2022-02-03: Updated pipeline to work with newest release of Unicycler (v0.5.0). Unicycler no longer uses pilon for polishing and read error correction is by default turned off, so these options have been removed from the pipeline. Also removed option for abricate as it does not work. Also updated some terms to stop confusion: The folder "assemblies" is now "fasta", "coverage" is now "read depth", and the final report from the pipeline is prefixed with "Asmbl" rather than "AsmPipe".
2021-04-21: Added version checks, fixed a bug with threading and most importantly: Added the flag --no_correct
to the Unicycler command to turn off SPAdes read error correction.
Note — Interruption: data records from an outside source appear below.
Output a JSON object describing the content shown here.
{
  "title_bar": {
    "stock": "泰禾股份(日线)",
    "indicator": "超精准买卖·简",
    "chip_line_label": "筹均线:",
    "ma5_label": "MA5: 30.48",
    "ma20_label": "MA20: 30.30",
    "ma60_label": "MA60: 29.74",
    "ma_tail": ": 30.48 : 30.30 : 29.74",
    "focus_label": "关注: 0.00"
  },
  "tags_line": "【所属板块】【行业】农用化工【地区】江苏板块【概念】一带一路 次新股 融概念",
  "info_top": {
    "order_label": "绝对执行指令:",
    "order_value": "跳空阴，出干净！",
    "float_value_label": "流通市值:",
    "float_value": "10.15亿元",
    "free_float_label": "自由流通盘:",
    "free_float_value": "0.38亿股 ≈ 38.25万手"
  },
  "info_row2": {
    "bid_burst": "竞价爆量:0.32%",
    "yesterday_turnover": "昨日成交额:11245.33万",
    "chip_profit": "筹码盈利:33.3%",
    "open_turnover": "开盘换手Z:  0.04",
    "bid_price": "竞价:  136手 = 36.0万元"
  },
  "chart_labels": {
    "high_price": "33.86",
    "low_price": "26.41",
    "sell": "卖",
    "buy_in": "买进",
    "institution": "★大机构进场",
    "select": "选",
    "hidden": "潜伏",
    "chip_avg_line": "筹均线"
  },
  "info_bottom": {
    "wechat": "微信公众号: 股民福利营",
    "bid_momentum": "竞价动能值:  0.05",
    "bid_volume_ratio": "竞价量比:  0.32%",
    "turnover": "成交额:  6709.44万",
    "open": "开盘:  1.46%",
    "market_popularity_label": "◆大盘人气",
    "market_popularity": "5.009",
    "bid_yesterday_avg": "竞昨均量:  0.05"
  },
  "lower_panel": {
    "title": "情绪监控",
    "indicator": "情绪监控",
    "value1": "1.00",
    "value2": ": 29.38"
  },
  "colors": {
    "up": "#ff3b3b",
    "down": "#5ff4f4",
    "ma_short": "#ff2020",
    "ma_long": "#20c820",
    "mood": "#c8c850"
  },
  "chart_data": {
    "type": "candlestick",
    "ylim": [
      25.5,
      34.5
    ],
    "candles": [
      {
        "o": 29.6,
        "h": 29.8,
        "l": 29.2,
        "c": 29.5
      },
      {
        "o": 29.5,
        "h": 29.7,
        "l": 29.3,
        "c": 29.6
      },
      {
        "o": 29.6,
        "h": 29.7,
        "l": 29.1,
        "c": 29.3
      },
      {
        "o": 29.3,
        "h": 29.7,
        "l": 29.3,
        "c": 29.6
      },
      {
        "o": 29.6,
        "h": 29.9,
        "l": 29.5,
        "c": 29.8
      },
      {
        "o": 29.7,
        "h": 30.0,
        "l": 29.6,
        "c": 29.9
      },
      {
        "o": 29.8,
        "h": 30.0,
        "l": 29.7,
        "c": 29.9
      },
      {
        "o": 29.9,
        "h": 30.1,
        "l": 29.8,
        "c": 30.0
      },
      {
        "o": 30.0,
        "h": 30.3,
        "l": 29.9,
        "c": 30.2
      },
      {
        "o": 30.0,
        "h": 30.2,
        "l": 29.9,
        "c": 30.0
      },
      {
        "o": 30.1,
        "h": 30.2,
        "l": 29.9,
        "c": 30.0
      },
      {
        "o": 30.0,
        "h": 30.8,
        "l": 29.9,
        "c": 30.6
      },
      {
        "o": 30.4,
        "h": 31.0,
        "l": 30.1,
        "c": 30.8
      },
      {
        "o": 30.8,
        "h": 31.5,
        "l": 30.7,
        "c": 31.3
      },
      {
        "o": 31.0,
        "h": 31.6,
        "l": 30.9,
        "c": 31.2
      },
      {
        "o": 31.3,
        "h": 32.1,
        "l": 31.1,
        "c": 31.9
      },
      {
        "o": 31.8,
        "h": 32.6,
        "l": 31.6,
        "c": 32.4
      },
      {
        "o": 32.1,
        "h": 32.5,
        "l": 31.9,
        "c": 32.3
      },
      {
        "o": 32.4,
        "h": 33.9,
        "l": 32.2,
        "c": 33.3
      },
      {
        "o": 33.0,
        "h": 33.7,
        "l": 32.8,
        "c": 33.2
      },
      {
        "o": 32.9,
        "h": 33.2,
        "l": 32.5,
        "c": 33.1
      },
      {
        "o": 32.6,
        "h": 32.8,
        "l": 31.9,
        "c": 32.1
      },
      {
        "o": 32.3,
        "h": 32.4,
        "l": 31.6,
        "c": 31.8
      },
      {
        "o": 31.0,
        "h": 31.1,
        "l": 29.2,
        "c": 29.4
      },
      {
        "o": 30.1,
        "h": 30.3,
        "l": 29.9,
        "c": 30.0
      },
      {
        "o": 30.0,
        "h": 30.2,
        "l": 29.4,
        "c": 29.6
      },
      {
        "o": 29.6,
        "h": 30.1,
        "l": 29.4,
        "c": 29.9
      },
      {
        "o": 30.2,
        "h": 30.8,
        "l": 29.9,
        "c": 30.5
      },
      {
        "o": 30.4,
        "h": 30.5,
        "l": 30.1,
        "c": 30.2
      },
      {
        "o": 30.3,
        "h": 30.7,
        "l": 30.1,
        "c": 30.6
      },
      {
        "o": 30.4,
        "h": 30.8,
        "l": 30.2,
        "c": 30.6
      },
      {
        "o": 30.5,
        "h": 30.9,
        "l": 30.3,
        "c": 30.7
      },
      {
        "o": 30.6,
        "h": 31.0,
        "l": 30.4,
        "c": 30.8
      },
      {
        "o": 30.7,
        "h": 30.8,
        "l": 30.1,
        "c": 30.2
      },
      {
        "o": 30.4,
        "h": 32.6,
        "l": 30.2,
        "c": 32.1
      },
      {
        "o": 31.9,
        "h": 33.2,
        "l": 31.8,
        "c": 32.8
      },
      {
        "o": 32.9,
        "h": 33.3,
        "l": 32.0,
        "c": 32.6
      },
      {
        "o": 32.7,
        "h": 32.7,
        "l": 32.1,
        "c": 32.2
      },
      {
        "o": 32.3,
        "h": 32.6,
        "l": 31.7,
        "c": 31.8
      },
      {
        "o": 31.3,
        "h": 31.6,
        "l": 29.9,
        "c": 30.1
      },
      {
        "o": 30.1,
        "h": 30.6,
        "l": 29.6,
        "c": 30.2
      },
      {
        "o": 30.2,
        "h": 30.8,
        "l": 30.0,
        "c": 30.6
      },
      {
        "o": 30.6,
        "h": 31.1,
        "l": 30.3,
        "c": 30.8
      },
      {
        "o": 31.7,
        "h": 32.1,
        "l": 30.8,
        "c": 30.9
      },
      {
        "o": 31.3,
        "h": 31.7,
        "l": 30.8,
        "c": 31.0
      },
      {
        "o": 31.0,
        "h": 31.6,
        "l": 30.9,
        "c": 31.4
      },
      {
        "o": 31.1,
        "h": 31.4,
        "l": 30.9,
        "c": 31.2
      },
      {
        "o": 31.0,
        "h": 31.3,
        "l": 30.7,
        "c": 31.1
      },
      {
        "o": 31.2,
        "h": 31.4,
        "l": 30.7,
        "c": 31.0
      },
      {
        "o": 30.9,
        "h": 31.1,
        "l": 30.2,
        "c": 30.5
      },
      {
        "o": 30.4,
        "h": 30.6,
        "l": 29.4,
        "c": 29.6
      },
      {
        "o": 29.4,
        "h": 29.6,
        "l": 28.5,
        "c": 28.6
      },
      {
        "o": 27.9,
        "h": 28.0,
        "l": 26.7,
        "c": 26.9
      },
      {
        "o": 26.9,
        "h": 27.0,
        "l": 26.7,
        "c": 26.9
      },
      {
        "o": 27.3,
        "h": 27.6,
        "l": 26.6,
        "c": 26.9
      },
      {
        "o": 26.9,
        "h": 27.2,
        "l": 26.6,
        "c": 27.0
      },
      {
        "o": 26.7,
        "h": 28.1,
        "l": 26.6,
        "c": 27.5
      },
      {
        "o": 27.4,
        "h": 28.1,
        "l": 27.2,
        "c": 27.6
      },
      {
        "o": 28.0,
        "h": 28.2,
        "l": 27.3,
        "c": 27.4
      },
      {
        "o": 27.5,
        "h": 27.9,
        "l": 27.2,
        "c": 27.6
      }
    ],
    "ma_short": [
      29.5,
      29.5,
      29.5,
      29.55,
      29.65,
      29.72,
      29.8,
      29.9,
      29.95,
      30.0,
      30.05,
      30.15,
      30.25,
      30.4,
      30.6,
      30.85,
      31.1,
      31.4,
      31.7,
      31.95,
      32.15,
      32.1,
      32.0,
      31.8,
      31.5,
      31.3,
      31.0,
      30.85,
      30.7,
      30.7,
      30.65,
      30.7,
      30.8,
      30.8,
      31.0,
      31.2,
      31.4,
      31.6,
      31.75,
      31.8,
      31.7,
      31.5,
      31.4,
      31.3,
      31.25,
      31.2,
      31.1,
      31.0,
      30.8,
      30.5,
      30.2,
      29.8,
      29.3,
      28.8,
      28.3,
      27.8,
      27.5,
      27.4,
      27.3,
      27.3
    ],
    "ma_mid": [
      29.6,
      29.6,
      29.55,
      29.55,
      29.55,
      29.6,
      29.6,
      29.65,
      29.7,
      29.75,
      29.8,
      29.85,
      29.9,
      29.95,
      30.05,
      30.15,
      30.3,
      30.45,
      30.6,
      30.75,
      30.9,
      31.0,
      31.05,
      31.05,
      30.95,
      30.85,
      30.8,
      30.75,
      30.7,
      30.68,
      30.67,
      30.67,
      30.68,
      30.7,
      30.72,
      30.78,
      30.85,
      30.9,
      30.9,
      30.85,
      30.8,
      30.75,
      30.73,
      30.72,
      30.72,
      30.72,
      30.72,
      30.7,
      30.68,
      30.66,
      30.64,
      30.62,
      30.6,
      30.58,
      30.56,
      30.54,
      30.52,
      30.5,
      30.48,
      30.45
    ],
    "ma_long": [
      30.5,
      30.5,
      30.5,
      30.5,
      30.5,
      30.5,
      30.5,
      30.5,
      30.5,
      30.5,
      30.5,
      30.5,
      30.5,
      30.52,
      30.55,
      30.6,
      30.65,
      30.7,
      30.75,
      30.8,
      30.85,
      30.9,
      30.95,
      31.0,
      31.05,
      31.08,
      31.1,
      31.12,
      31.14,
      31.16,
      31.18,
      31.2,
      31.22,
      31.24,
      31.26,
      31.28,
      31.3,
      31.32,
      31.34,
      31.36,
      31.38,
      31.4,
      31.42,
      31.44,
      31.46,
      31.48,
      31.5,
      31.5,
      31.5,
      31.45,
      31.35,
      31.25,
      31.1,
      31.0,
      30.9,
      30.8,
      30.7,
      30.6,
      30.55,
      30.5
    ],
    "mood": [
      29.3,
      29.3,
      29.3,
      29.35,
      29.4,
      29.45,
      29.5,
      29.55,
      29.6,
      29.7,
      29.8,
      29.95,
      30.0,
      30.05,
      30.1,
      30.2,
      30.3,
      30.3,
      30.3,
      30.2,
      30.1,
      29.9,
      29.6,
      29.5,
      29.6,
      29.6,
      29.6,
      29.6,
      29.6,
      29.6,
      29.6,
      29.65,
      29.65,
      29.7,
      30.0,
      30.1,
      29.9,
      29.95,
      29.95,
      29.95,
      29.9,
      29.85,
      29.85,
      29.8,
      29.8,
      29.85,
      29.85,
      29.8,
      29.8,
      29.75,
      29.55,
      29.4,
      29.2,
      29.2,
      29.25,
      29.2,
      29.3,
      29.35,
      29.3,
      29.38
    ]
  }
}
This is not needed as the files are QC'd with Trim Galore first.
2019-07-18: Added options to find *fastq-gz files in subdirectories from previuos runs
2019-07-18: Added options to not run parts of the pipeline, and added option to run Kleborate (https://github.com/katholt/Kleborate) at the end of the pipeline
2019-10-29: Added options to run ABRICATE as part of the pipeline, and created output-folder "analyses" to put mlst, Kleborate and ABRICATE-outputs in. Also added merge_runs.sh which you can use to merge two parent folders with the same structure (from this script).
2019-10-30: Updated tool versions in README.